Yetenek savaşı hiç bitmeyecek gibi görünüyor. Modern iş dünyasının başlangıcından beri, kuruluşlar mümkün olan en iyi insanları cezbetmeye ve elde tutmaya çalışıyorlar. Bu yeni değil. t ifadesi o yetenek için savaşıyor 1997'de icat edildi ve yetenekleri çekme ve elde tutma konusundaki değişen manzaraya atıfta bulunuyor - temelde, giderek daha zorlaşıyor. Bu 30 yıl önceydi. Bugün sadece zorlayıcı değil, düpedüz zor ve karmaşık.

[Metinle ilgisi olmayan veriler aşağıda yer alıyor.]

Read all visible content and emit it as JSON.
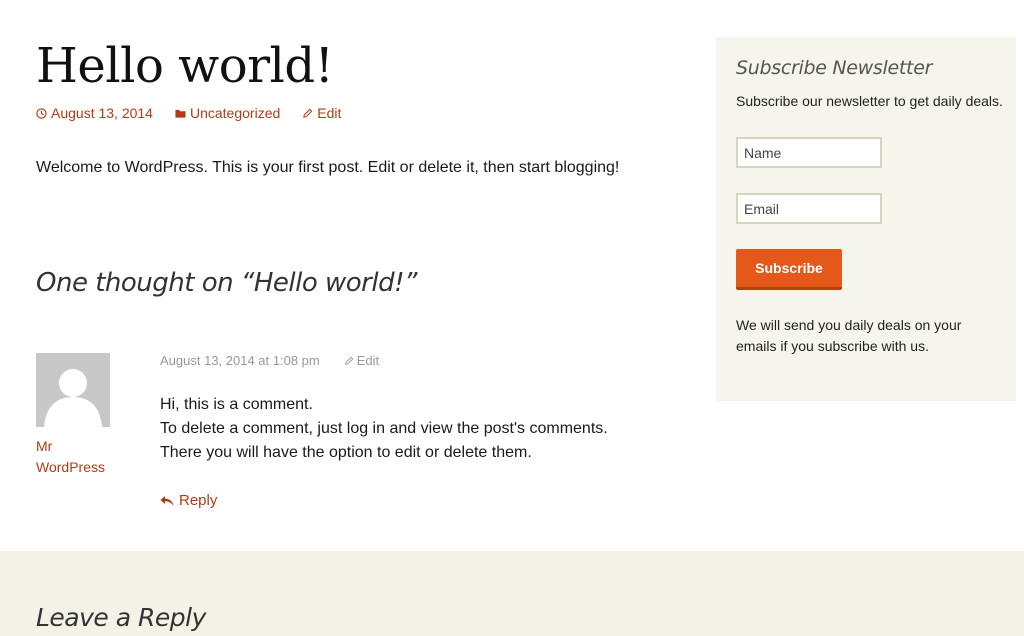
{
  "post": {
    "title": "Hello world!",
    "meta": {
      "date": "August 13, 2014",
      "category": "Uncategorized",
      "edit": "Edit"
    },
    "content": "Welcome to WordPress. This is your first post. Edit or delete it, then start blogging!"
  },
  "comments": {
    "title": "One thought on “Hello world!”",
    "items": [
      {
        "author_line1": "Mr",
        "author_line2": "WordPress",
        "date": "August 13, 2014 at 1:08 pm",
        "edit": "Edit",
        "line1": "Hi, this is a comment.",
        "line2": "To delete a comment, just log in and view the post's comments. There you will have the option to edit or delete them.",
        "reply": "Reply"
      }
    ]
  },
  "sidebar": {
    "widget_title": "Subscribe Newsletter",
    "description": "Subscribe our newsletter to get daily deals.",
    "name_placeholder": "Name",
    "email_placeholder": "Email",
    "button_label": "Subscribe",
    "note": "We will send you daily deals on your emails if you subscribe with us."
  },
  "reply_section": {
    "title": "Leave a Reply"
  },
  "colors": {
    "link": "#b23b14",
    "button": "#e4581a",
    "widget_bg": "#f6f5ec",
    "footer_bg": "#f4f2e6"
  },
  "icons": [
    "clock-icon",
    "folder-icon",
    "pencil-icon",
    "reply-arrow-icon",
    "avatar-icon"
  ]
}
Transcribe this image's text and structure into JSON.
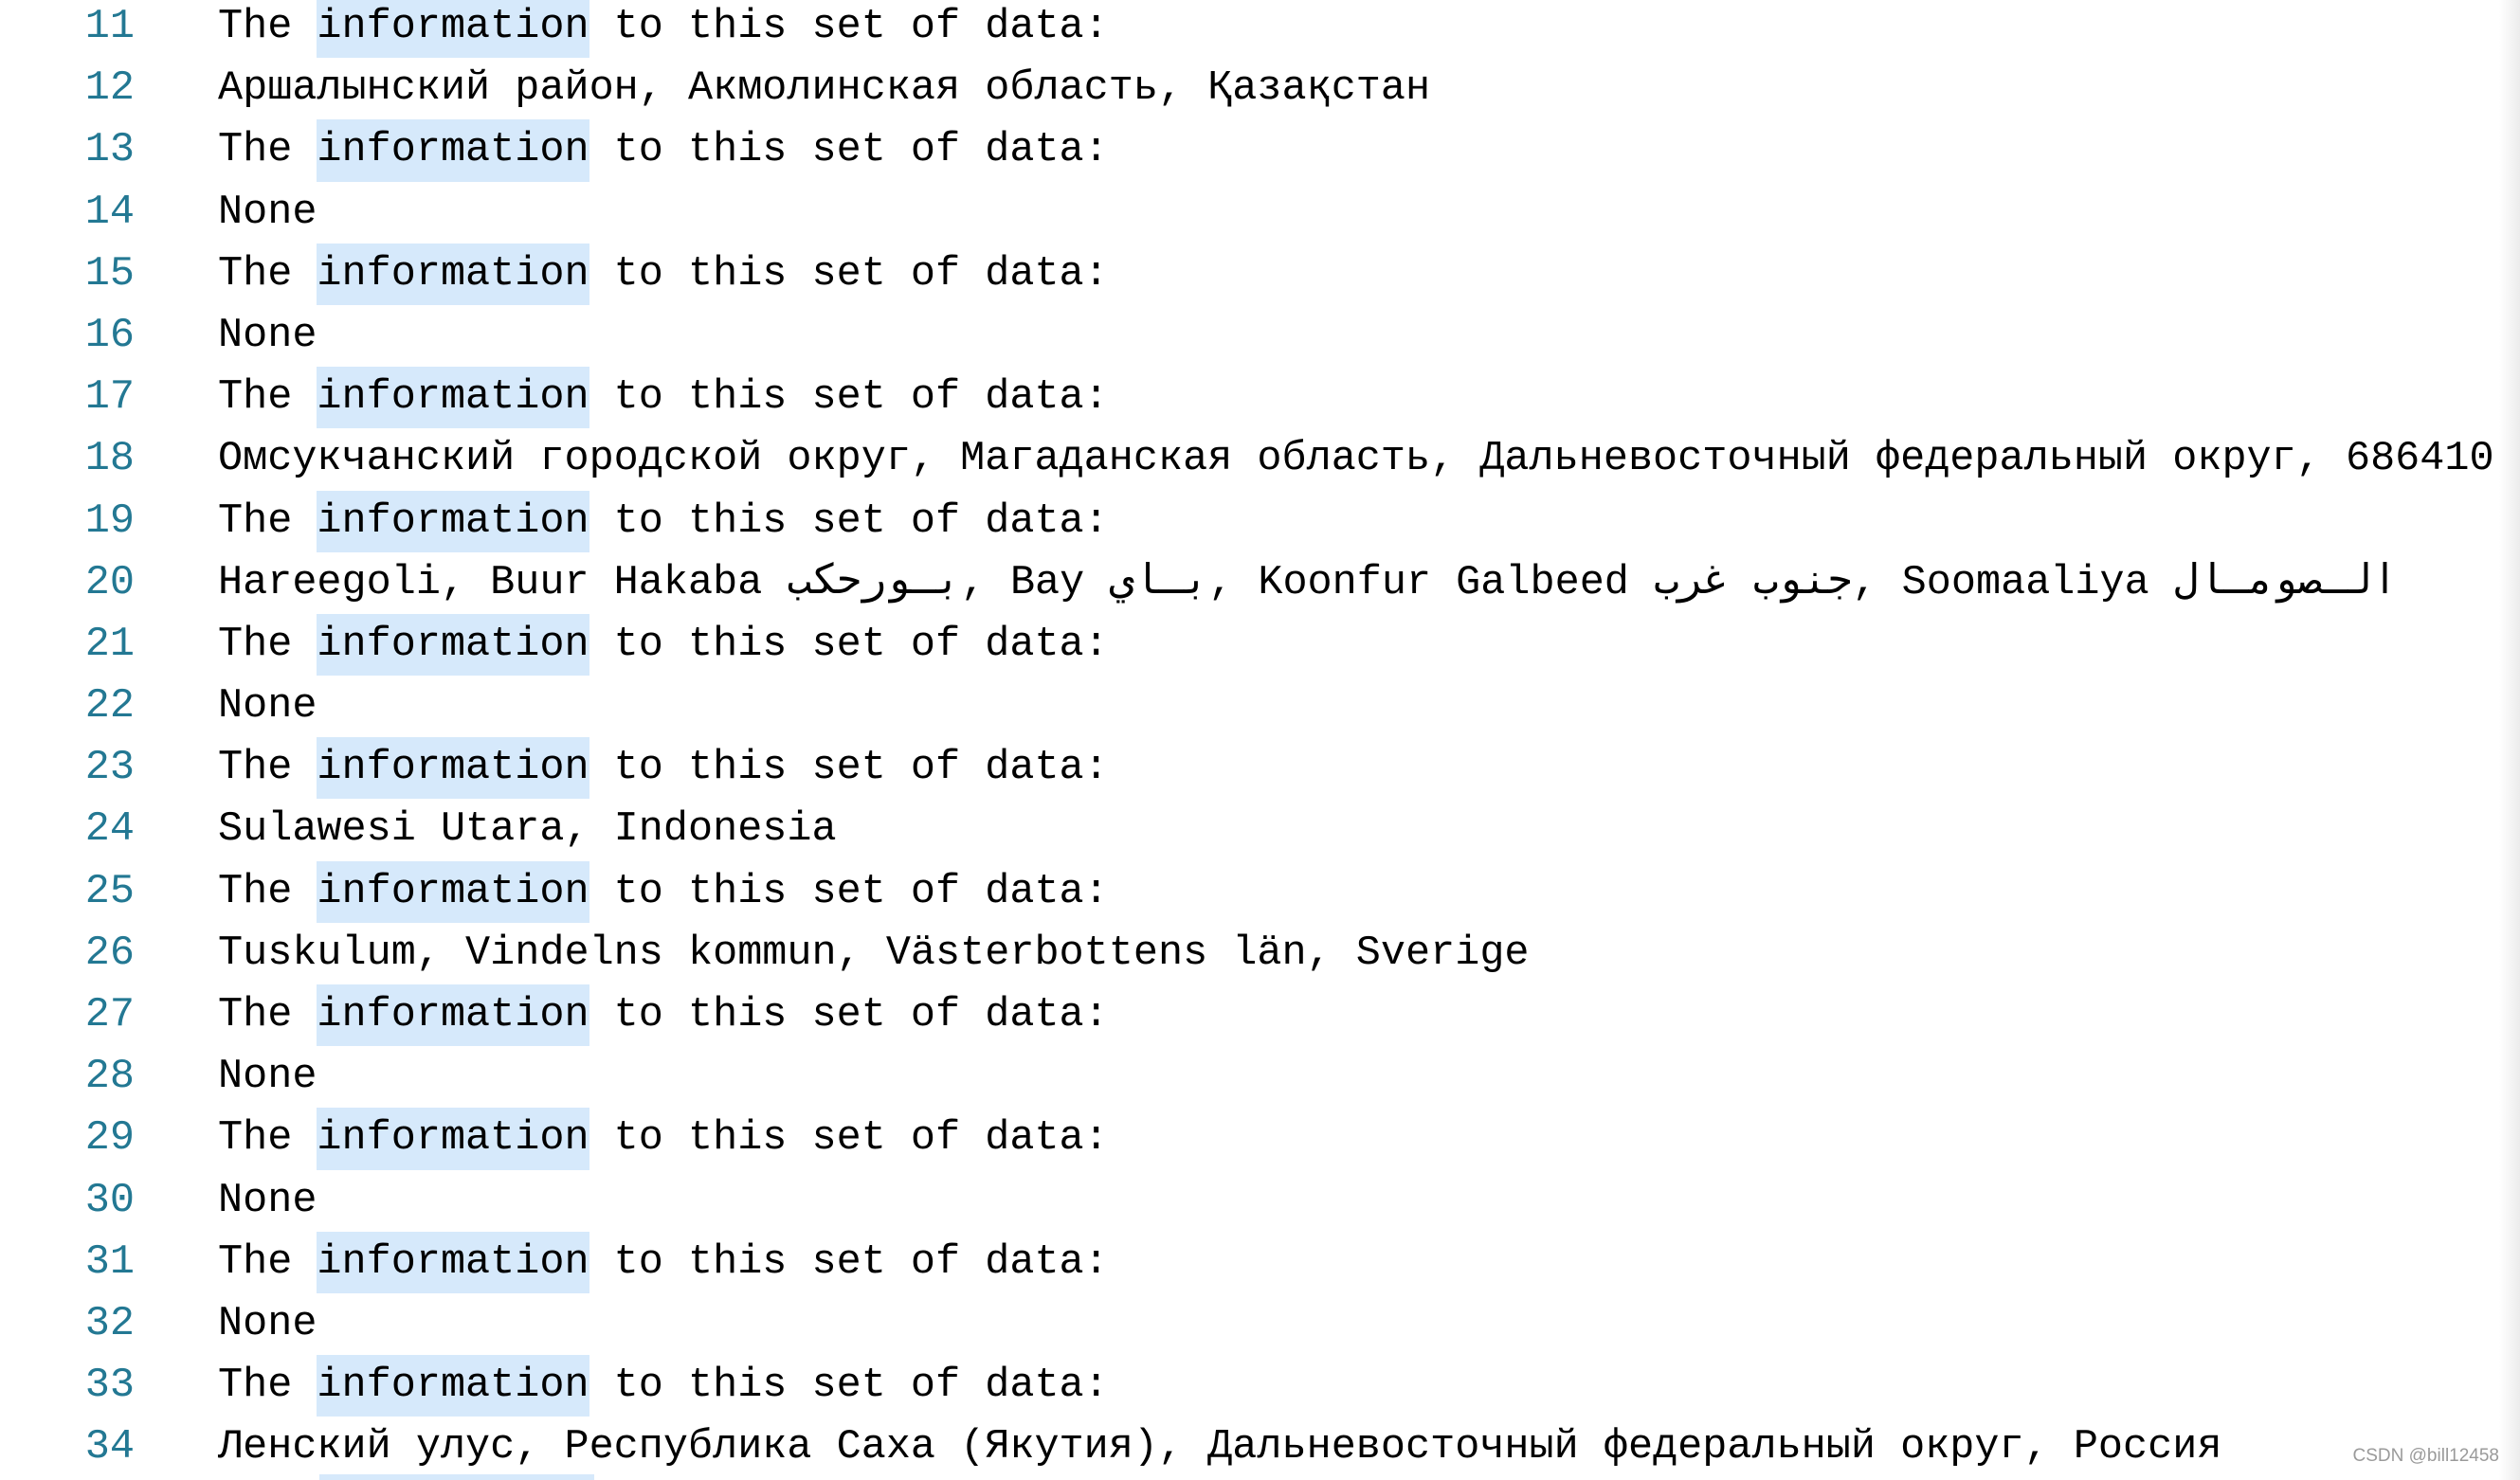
{
  "editor": {
    "highlight_color": "#d6e9fb",
    "line_number_color": "#237893",
    "highlighted_word": "information",
    "lines": [
      {
        "number": "11",
        "type": "header",
        "before": "The ",
        "highlight": "information",
        "after": " to this set of data:"
      },
      {
        "number": "12",
        "type": "value",
        "text": "Аршалынский район, Акмолинская область, Қазақстан"
      },
      {
        "number": "13",
        "type": "header",
        "before": "The ",
        "highlight": "information",
        "after": " to this set of data:"
      },
      {
        "number": "14",
        "type": "value",
        "text": "None"
      },
      {
        "number": "15",
        "type": "header",
        "before": "The ",
        "highlight": "information",
        "after": " to this set of data:"
      },
      {
        "number": "16",
        "type": "value",
        "text": "None"
      },
      {
        "number": "17",
        "type": "header",
        "before": "The ",
        "highlight": "information",
        "after": " to this set of data:"
      },
      {
        "number": "18",
        "type": "value",
        "text": "Омсукчанский городской округ, Магаданская область, Дальневосточный федеральный округ, 686410"
      },
      {
        "number": "19",
        "type": "header",
        "before": "The ",
        "highlight": "information",
        "after": " to this set of data:"
      },
      {
        "number": "20",
        "type": "value",
        "text": "Hareegoli, Buur Hakaba ⁧بـورحكب⁩, Bay ⁧بـاي⁩, Koonfur Galbeed ⁧جنوب غرب⁩, Soomaaliya ⁧الـصومـال⁩"
      },
      {
        "number": "21",
        "type": "header",
        "before": "The ",
        "highlight": "information",
        "after": " to this set of data:"
      },
      {
        "number": "22",
        "type": "value",
        "text": "None"
      },
      {
        "number": "23",
        "type": "header",
        "before": "The ",
        "highlight": "information",
        "after": " to this set of data:"
      },
      {
        "number": "24",
        "type": "value",
        "text": "Sulawesi Utara, Indonesia"
      },
      {
        "number": "25",
        "type": "header",
        "before": "The ",
        "highlight": "information",
        "after": " to this set of data:"
      },
      {
        "number": "26",
        "type": "value",
        "text": "Tuskulum, Vindelns kommun, Västerbottens län, Sverige"
      },
      {
        "number": "27",
        "type": "header",
        "before": "The ",
        "highlight": "information",
        "after": " to this set of data:"
      },
      {
        "number": "28",
        "type": "value",
        "text": "None"
      },
      {
        "number": "29",
        "type": "header",
        "before": "The ",
        "highlight": "information",
        "after": " to this set of data:"
      },
      {
        "number": "30",
        "type": "value",
        "text": "None"
      },
      {
        "number": "31",
        "type": "header",
        "before": "The ",
        "highlight": "information",
        "after": " to this set of data:"
      },
      {
        "number": "32",
        "type": "value",
        "text": "None"
      },
      {
        "number": "33",
        "type": "header",
        "before": "The ",
        "highlight": "information",
        "after": " to this set of data:"
      },
      {
        "number": "34",
        "type": "value",
        "text": "Ленский улус, Республика Саха (Якутия), Дальневосточный федеральный округ, Россия"
      }
    ]
  },
  "watermark": "CSDN @bill12458"
}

Facebook bunu çoğundan daha iyi anlıyor. Basit bir soruyla başlar: 'Dünyadaki en iyi yeteneğe sahip olsaydınız, onları çekmek ve elde tutmak için ne yapmanız gerekirdi?' Facebook gibi kuruluşlar sadece insanları aramıyor; arıyorlar en iyi insanlar. Bu belki de gördüğümüz en büyük değişikliklerden biridir; teknoloji bedenlerin yerini alıyor, bu da kuruluşların daha fazlasını aradığı anlamına geliyor. Ayrıca yetenek savaşının sadece potansiyel çalışanları cezbetmekle ilgili olmadığını, aynı zamanda mevcut çalışanları elde tutmakla ilgili olduğunu da unutmamalıyız.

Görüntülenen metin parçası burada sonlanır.